Hello,
I have a small haploid genome (85 Mb) that was assembled with Canu based on ~100x of PacBio Sequel reads. In addition, a batch of 40 Gbp Hi-C Illumina reads was sequenced to perform scaffolding. The assembly has been polished with Arrow, but there is not a third dataset of Illumina reads to polish with Pilon. I was wondering if I could instead use the Hi-C reads to perform the Illumina polishing step by mapping one or both ends of the reads individually to the assembly.

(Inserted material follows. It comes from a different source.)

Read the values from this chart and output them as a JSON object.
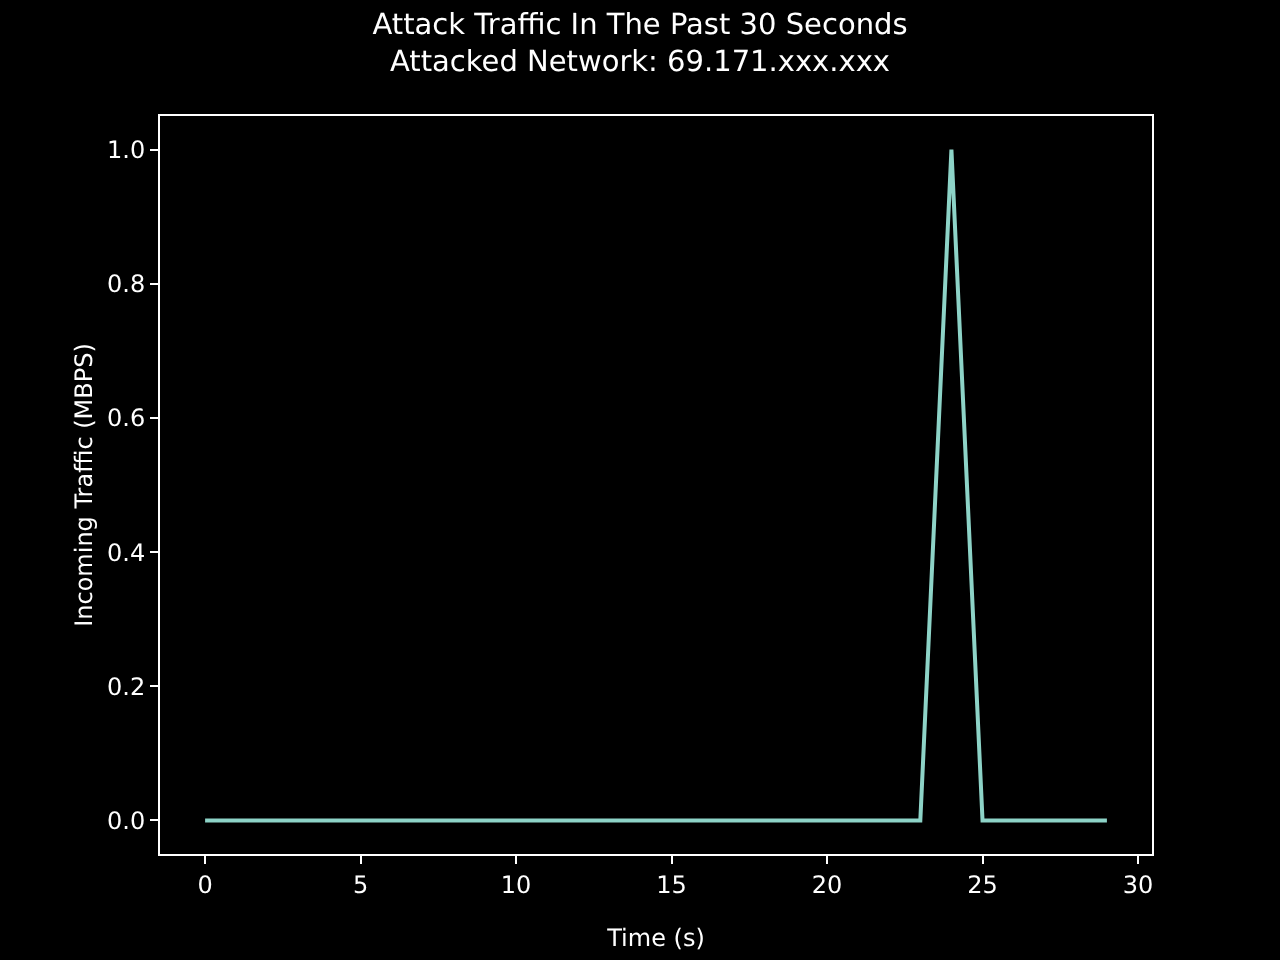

However, given the nature of Hi-C reads, I am a little concerned that the uneven coverage and chimeric reads could have a negative impact. Anyone has previous experience with this approach? Is it a good idea to use Hi-C reads to polish an assembly?
Thanks
The uneven coverage means polishing will be uneven, with some regions unpolished. As for the chimeric reads, you could use only reads mapping end-to-end to the reference, e.g., using samclip.
Thanks h.mon for the suggestion. Like you pointed out, using only end-to-end mapped reads could still be useful to polish regions of the genome. I will give it a shot and see how it looks.
how did it go, I was thinking the same?
I gave it a shot, but did not move forward with it. Based on the info I gathered, it can be done but there is no guarantee of the results. At the end, we decided to sequence more Illumina data for the polishing step to avoid downstream problems. But I can still describe what I did:
To polish the assembly with Hi-C reads, I mapped both ends individually with bwa mem. After removing unmapped reads, supplementary and secondary alignments with samtools, I removed PCR-duplicated reads with Picardtools. Clipped reads were also removed with samclip, since they are likely chimeric reads.
Using the dataset described above, Pilon confirmed 99% of the bases in the assembly (previously polished with Arrow), and performed 726 changes, of which 88% were correction of single-base INDELs. To me, these numbers suggest that the polishing was successful. Again, we did not move forward with it to avoid downstream problems since this is not a common approach and I have no seen in depth analyses of possible complications.